Senior Babylonia Aivaz was moving a television out of the Duke Coffeehouse two weeks ago when the load slipped, bashing her head and leaving her with a nasty black eye.
In classic Coffeehouse fashion-unconventional, unconcerned, unabashedly alternative-Booking Manager Jen Fuh, a junior, stepped in to save the day.
"We didn't have ice, so Jen took metal bolts from the refrigerator, put them in a Ziploc bag and held it against my eye," recalled Aivaz, who is the Coffeehouse's inventory and marketing manager.
"[The black eye] makes her look hardcore," said General Manager Andrea Marston, a senior.
After months of sweat, tears and, in Aivaz's case, burst blood vessels, the revamped Coffeehouse is ready for its close-up. But despite the swanky furniture, granite countertops and beige tiles, the threesome at the heart of the renovation project say the Coffeehouse hasn't lost the quirkiness that has made it a haven for the non-stereotypical Duke crowd since its inception.
"We didn't choose the beige tiles," Marston said, laughing. "I think people were worried that it would become like corporate Starbucks, which didn't happen."
Now, just days before Saturday's re-opening party, the triumvirate recall how it all began six months ago.
"We started thinking about it in April, then it started really happening in August," Marston said.
"Yeah, in April, it was just a brainchild, a fetus," Aivaz chimed in. She pointed at a mural of a distorted fetus on the back wall, one of the pre-existing murals now sharing wall space with six freshly painted works. "Hey, a fetus," she added.

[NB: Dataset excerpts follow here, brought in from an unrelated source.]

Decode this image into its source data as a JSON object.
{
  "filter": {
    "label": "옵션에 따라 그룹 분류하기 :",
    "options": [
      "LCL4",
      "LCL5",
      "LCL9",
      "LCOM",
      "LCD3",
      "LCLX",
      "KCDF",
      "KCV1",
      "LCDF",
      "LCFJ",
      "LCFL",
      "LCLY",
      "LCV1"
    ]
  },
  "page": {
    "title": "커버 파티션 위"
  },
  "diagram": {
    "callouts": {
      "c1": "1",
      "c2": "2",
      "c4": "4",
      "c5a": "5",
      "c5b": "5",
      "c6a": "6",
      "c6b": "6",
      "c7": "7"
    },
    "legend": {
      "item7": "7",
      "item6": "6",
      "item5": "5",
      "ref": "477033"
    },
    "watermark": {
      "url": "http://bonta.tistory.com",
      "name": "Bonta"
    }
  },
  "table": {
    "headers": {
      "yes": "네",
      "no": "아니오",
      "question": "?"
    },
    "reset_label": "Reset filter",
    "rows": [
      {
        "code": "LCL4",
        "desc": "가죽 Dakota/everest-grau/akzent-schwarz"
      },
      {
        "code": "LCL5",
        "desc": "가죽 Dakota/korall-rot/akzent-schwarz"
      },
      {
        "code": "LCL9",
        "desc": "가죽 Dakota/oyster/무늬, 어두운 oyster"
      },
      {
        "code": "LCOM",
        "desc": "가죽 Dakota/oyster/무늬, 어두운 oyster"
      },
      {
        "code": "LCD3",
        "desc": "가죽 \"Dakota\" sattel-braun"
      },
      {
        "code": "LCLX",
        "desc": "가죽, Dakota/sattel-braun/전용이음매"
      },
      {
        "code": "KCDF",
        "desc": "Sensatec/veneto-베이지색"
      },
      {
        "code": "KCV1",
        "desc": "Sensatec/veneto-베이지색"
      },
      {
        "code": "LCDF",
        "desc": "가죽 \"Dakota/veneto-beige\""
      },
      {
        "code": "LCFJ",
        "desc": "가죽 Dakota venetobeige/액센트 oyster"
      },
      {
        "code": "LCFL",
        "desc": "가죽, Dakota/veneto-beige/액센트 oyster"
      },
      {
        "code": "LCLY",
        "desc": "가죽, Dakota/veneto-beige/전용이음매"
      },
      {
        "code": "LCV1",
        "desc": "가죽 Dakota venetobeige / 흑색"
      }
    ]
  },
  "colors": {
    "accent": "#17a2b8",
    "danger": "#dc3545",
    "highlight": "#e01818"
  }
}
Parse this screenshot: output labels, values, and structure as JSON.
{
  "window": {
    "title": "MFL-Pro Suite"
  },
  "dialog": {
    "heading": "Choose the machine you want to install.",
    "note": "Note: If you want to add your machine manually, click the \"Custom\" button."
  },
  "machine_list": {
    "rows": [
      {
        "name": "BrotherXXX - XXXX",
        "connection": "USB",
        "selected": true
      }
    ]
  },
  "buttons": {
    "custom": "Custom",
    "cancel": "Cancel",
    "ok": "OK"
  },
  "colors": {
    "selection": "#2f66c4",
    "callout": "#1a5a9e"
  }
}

The Duke University Union, which oversees the Coffeehouse, formed a committee that included Aivaz, Marston and Fuh to make plans for a renovation last spring, explained DUU President Chamindra Goonewardene, a senior. Goonewardene and DUU Executive Vice President Bryant Moquist, a senior, also served on the committee.

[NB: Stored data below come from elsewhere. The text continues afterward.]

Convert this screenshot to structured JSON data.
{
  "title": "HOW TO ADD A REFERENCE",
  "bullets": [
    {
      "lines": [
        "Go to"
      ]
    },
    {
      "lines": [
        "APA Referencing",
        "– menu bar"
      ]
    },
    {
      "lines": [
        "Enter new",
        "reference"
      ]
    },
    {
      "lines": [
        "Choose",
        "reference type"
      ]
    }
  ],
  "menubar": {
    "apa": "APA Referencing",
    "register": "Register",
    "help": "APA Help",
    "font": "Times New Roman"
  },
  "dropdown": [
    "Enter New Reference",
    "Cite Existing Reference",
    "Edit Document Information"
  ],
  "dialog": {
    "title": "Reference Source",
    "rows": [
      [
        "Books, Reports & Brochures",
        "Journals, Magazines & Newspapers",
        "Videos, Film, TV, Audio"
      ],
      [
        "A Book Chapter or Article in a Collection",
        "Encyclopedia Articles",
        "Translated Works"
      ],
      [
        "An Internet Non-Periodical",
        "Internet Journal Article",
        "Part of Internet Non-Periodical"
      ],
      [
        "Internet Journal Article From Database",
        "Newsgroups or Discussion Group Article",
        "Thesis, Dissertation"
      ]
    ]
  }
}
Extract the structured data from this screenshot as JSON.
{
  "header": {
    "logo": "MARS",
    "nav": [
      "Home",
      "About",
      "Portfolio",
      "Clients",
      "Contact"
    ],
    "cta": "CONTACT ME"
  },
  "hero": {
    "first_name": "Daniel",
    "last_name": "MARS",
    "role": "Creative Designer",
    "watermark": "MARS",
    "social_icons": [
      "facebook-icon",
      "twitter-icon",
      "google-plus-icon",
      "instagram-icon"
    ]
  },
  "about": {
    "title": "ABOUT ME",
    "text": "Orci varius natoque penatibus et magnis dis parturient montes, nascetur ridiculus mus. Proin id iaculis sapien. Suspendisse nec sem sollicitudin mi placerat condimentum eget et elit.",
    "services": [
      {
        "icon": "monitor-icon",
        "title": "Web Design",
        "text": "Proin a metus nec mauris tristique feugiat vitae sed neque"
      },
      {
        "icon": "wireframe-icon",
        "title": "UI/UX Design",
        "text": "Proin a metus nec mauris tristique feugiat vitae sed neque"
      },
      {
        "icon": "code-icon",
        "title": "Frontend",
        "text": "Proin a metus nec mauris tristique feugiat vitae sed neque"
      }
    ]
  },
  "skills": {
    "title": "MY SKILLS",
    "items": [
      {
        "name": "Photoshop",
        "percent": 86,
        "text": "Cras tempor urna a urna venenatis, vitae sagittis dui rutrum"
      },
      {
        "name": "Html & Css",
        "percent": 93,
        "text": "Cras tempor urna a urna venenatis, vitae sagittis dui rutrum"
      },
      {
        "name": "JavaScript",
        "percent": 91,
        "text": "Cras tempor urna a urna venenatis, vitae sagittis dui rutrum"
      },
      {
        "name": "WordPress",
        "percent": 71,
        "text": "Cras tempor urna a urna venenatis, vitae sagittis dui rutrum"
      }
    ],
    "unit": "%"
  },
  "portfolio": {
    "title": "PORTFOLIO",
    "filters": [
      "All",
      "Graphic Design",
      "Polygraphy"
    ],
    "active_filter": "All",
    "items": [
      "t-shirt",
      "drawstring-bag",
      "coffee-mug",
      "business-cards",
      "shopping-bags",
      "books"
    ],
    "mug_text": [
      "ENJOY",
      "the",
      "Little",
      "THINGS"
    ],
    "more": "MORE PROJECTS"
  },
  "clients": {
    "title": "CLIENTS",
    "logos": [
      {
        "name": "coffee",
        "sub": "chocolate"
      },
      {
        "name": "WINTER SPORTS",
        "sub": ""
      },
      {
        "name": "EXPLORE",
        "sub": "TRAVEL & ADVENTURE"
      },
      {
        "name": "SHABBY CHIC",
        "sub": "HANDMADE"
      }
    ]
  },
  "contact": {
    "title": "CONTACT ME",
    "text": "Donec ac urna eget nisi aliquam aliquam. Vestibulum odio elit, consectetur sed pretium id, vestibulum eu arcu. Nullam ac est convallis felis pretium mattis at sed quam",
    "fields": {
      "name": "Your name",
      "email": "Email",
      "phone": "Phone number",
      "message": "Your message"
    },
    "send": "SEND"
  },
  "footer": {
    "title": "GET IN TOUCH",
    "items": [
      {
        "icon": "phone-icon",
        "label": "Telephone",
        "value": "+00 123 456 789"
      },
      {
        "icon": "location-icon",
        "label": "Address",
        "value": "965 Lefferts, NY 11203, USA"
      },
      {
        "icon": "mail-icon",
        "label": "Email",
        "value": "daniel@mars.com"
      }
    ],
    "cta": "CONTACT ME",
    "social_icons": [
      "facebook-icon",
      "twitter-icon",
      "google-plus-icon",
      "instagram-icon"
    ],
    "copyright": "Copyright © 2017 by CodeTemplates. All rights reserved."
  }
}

"It was something all of us were toying around with [when my term began]," Goonewardene said. "Then we started talking to administrators and we made it happen."
After they secured $53,000 from Executive Vice President Tallman Trask and funding for new furniture from the Union, the renovation began in earnest in August, Marston said.
Gone is the disused storage area that blocked the entryway. Gone is the dodgy egg-crate acoustic foam that used to rub off on drummers' backs during shows. Gone is the old counter, replaced with a granite one twice as long-and with considerably more space behind it-than the previous one.
"The counter is great," Aivaz gushed. "You don't understand the kind of space that we used to have, the freedom this will afford us, not having to go back to the storage room every two minutes."
Gone also is most, but not all, of the Coffeehouse's old furniture. The bright blue-green couch and its cigarette burns and the well-worn armchairs have given way to a behemoth of a red couch and a massive black suede bean-bag chair-but alongside them are some thrift-store finds that keep to the old Coffeehouse style, Marston noted.
"It's a fine balancing act" between maintaining the Coffeehouse's beloved alternative vibe and heightening its appeal to a broader Duke crowd, Goonewardene said.
"It's cool that it's a hangout space for a niche population, but anyone should feel free to hang out here," he said. "We can have the same vibe with more people now. It was a real collaborative effort, and I think it turned out well."
But can a hotspot for the many still be a haven for the few? As plans progressed, members of the committee clashed-where some wanted to see a sleek space that would appeal to the general student body, others still wanted to see spaceship murals.
The spaceship-and the fetus-are still there.
"People were saying, 'Von der Heyden, von der Heyden,' and as you can see that totally didn't happen," Marston said. "I've been in the middle of a lot of arguments, a lot of negotiations, and I think it's more our vision than theirs. In the end I think we came to a good compromise."
She said she hopes the revamped venue and re-opening party Saturday will attract a larger clientele than before, especially freshmen.
"More people will come to the shows now because they know it exists," Marston said.
Goonewardene agreed.
"There's no [other] real place for freshmen to hang out on East [Campus] and it's a really cool space," he said.
Should anyone doubt that the Coffeehouse can step up without selling out, the painting is on the wall to prove it: After soliciting designs through a campus-wide contest, the staff selected six artists to paint new murals for the Coffeehouse walls. From a "loctopus"-that is, a half-lion, half-octopus-to a disembodied face against a bright orange background to a green power fist, these murals sit side by side with the spaceships and fetuses from the good old days.
But even with a balance struck between old and new, Aivaz said she sometimes misses the old.
"I was probably the most reactionary of us," she said of the vision for the renovation. "I don't think I could sleep here any more. I used to sleep here sometimes."
Aivaz can rest easy knowing that despite the cosmetic changes, the Coffeehouse's vibe will be just as weird as ever.
"It's the same, just with cleaner surfaces," Marston said.
"Yeah," Aivaz said. "More hygiene, same spirit. That can be our motto."